France did receive more EU payouts than the UK in the past ( Example from 2017 ), leading to lower net payments. That's not the same as paying less in the first place though.
You're confirming that France pays less in.
Obviously I'm talking about Net. Gross doesn't matter. If a man puts 1€ into a box and gets 1€ back, he's not really paid anything.
I'm not. They paid more in fact. They just also got more back out.
Wrong. What a country pays in and what it gets out are two entirely unrelated questions.
Payments to the EU are calculated by GDI and that's that (except when there is a rebate). They are supposed to be fair based on that metric.
Payments back to the members are not "free money" the government can spend on whatever. They are subsidies bound to specific purposes that have their own specific criteria of distribution. They are not designed to be fair by comparison of GDI or similar metrics. If there were, as a hypothetical example, an EU program to subsidize local winemakers, you can see how France would very likely receive more money out of this fund than the UK.

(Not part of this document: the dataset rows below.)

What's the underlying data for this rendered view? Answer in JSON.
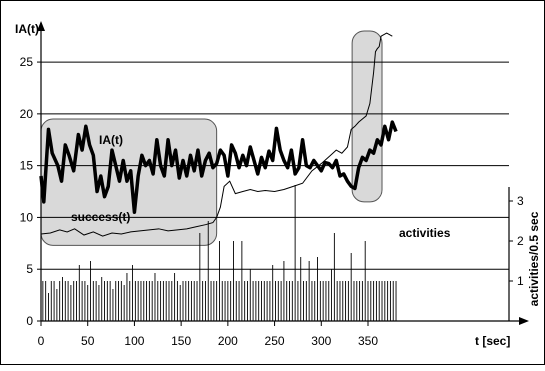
{
  "chart_data": {
    "type": "line",
    "title": "",
    "ylabel": "IA(t)",
    "xlabel": "t [sec]",
    "y2label": "activities/0.5 sec",
    "xlim": [
      0,
      390
    ],
    "ylim": [
      0,
      28
    ],
    "y2lim": [
      0,
      3.7
    ],
    "x_ticks": [
      "0",
      "50",
      "100",
      "150",
      "200",
      "250",
      "300",
      "350"
    ],
    "y_ticks": [
      "0",
      "5",
      "10",
      "15",
      "20",
      "25"
    ],
    "y2_ticks": [
      "1",
      "2",
      "3"
    ],
    "grid": "horizontal",
    "highlights": [
      {
        "x0": 0,
        "x1": 188,
        "y0": 7.3,
        "y1": 19.5
      },
      {
        "x0": 333,
        "x1": 365,
        "y0": 11.5,
        "y1": 28
      }
    ],
    "series": [
      {
        "name": "IA(t)",
        "style": "thick",
        "x": [
          0,
          3,
          8,
          12,
          18,
          22,
          26,
          30,
          35,
          40,
          44,
          48,
          52,
          56,
          60,
          64,
          68,
          72,
          76,
          80,
          84,
          88,
          92,
          96,
          100,
          104,
          108,
          112,
          116,
          120,
          124,
          128,
          132,
          136,
          140,
          144,
          148,
          152,
          156,
          160,
          164,
          168,
          172,
          176,
          180,
          184,
          188,
          192,
          196,
          200,
          204,
          208,
          212,
          216,
          220,
          224,
          228,
          232,
          236,
          240,
          244,
          248,
          252,
          256,
          260,
          264,
          268,
          272,
          276,
          280,
          284,
          288,
          292,
          296,
          300,
          304,
          308,
          312,
          316,
          320,
          324,
          328,
          332,
          336,
          340,
          344,
          348,
          352,
          356,
          360,
          364,
          368,
          372,
          376,
          380
        ],
        "y": [
          14,
          11.5,
          18.5,
          16.2,
          15,
          13.5,
          17,
          16,
          14.5,
          18,
          16.5,
          18.8,
          17,
          16,
          12.5,
          14,
          12,
          13,
          16.5,
          15,
          13.5,
          15.5,
          13.5,
          14.5,
          10.5,
          14,
          16,
          15,
          15.5,
          14.2,
          17.5,
          15,
          14,
          17.5,
          15,
          16.5,
          13.8,
          15.5,
          14,
          16,
          14.5,
          16.5,
          14,
          15.5,
          16.2,
          14.8,
          15.2,
          16.5,
          16,
          14,
          17,
          16.2,
          14.8,
          16,
          15,
          16.8,
          15.5,
          14.2,
          15.8,
          14.8,
          16.4,
          15.5,
          18.6,
          16.5,
          15.5,
          14.8,
          16.5,
          14.2,
          14.8,
          17.5,
          15,
          14.8,
          15.5,
          15,
          14.5,
          15.3,
          15.2,
          14.8,
          15.5,
          14,
          14.2,
          13.5,
          13,
          12.8,
          14.8,
          15.8,
          15.5,
          16.5,
          16.2,
          17.5,
          17,
          18.8,
          17.5,
          19.2,
          18.3
        ]
      },
      {
        "name": "success(t)",
        "style": "thin",
        "x": [
          0,
          10,
          20,
          28,
          36,
          46,
          56,
          66,
          76,
          86,
          96,
          106,
          116,
          126,
          136,
          146,
          156,
          166,
          176,
          184,
          188,
          192,
          196,
          202,
          208,
          216,
          224,
          232,
          240,
          250,
          260,
          270,
          280,
          290,
          300,
          310,
          316,
          322,
          328,
          332,
          336,
          340,
          344,
          348,
          352,
          354,
          356,
          358,
          360,
          362,
          364,
          370,
          376
        ],
        "y": [
          8.4,
          8.5,
          8.8,
          8.6,
          8.9,
          8.3,
          8.6,
          8.2,
          8.5,
          8.4,
          8.6,
          8.7,
          8.8,
          8.9,
          8.7,
          8.8,
          8.9,
          9.1,
          9.3,
          9.5,
          10,
          11,
          13,
          13.5,
          12.3,
          12.5,
          12.7,
          12.5,
          12.6,
          12.5,
          12.7,
          13,
          13.3,
          14.5,
          15.2,
          16,
          16.5,
          16.2,
          16.8,
          18.5,
          18.8,
          19.2,
          19.5,
          19.8,
          21,
          22.5,
          24,
          26,
          26.3,
          26.5,
          27.5,
          27.8,
          27.5
        ]
      },
      {
        "name": "activities",
        "axis": "y2",
        "style": "impulse",
        "x": [
          2,
          5,
          8,
          11,
          14,
          17,
          20,
          23,
          26,
          29,
          32,
          35,
          38,
          41,
          44,
          47,
          50,
          53,
          56,
          59,
          62,
          65,
          68,
          71,
          74,
          77,
          80,
          83,
          86,
          89,
          92,
          95,
          98,
          101,
          104,
          107,
          110,
          113,
          116,
          119,
          122,
          125,
          128,
          131,
          134,
          137,
          140,
          143,
          146,
          149,
          152,
          155,
          158,
          161,
          164,
          167,
          170,
          173,
          176,
          179,
          182,
          185,
          188,
          191,
          194,
          197,
          200,
          203,
          206,
          209,
          212,
          215,
          218,
          221,
          224,
          227,
          230,
          233,
          236,
          239,
          242,
          245,
          248,
          251,
          254,
          257,
          260,
          263,
          266,
          269,
          272,
          275,
          278,
          281,
          284,
          287,
          290,
          293,
          296,
          299,
          302,
          305,
          308,
          311,
          314,
          317,
          320,
          323,
          326,
          329,
          332,
          335,
          338,
          341,
          344,
          347,
          350,
          353,
          356,
          359,
          362,
          365,
          368,
          371,
          374,
          377,
          380
        ],
        "y": [
          1,
          1,
          0.7,
          1,
          1,
          0.8,
          1,
          1.1,
          1,
          1,
          0.9,
          1,
          1,
          1.4,
          1,
          1,
          0.9,
          1.5,
          1,
          1,
          0.9,
          1.1,
          1,
          1,
          1,
          0.8,
          1,
          1,
          1,
          0.9,
          1.2,
          1,
          1.4,
          1,
          1,
          1,
          1,
          1,
          1,
          1,
          1.2,
          1,
          1,
          1,
          1,
          1,
          1,
          1.2,
          1,
          0.9,
          1,
          1,
          1,
          1,
          1,
          1,
          2.2,
          1,
          1,
          2.5,
          1,
          1,
          1,
          2,
          1,
          1,
          1,
          1,
          2,
          1,
          1,
          2,
          1,
          1,
          1.3,
          1,
          1,
          1,
          1,
          1,
          1,
          1,
          1.4,
          1,
          1,
          1,
          1.5,
          1,
          1,
          1,
          3.4,
          1,
          1.6,
          1,
          1,
          1.5,
          1,
          1,
          1.6,
          1,
          1,
          1,
          1,
          1.3,
          2.2,
          1,
          1,
          1,
          1,
          1,
          1.7,
          1,
          1,
          1,
          1,
          2,
          1,
          1,
          1,
          1,
          1,
          1,
          1,
          1,
          1,
          1,
          1
        ]
      }
    ],
    "annotations": [
      {
        "text": "IA(t)",
        "series": "IA(t)"
      },
      {
        "text": "success(t)",
        "series": "success(t)"
      },
      {
        "text": "activities",
        "series": "activities"
      }
    ]
  }
}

Saying Net doesn't matter is absurd. Of course it matters. What kind of logic is that?!
Person A gives person X 1€ in exchange for $1
Person B gives person X 1$ in exchange for $1,000
Who is getting the sweeter deal, A or B?
It's not about who gets the sweeter deal. It's not a transaction. Members don't buy services from the EU with their contributions. If France gets more payouts, it's because France has more of whatever triggers those payouts. It's not the GDI though, so "same GDI, different net payments" is a flawed argument.
If we're both in a tennis club and pay the same member's fees, but I go to play on Thursday, when there's less people, more space and a free drink at the bar for members, but you go on Saturday, when people are fighting for free courts and you can't find a seat at the bar, I get the better deal. That doesn't mean we're not treated fairly, we're just using different parts of what's available.
Now, if you had to pay higher fees in the first place because I said "I"ll only join if I get a discount", that would indeed be unfair.
This would be a fair point if the members didn't set the rules.
But members do set the rules, and France, just like other countries, use their clout to get rules that favour them.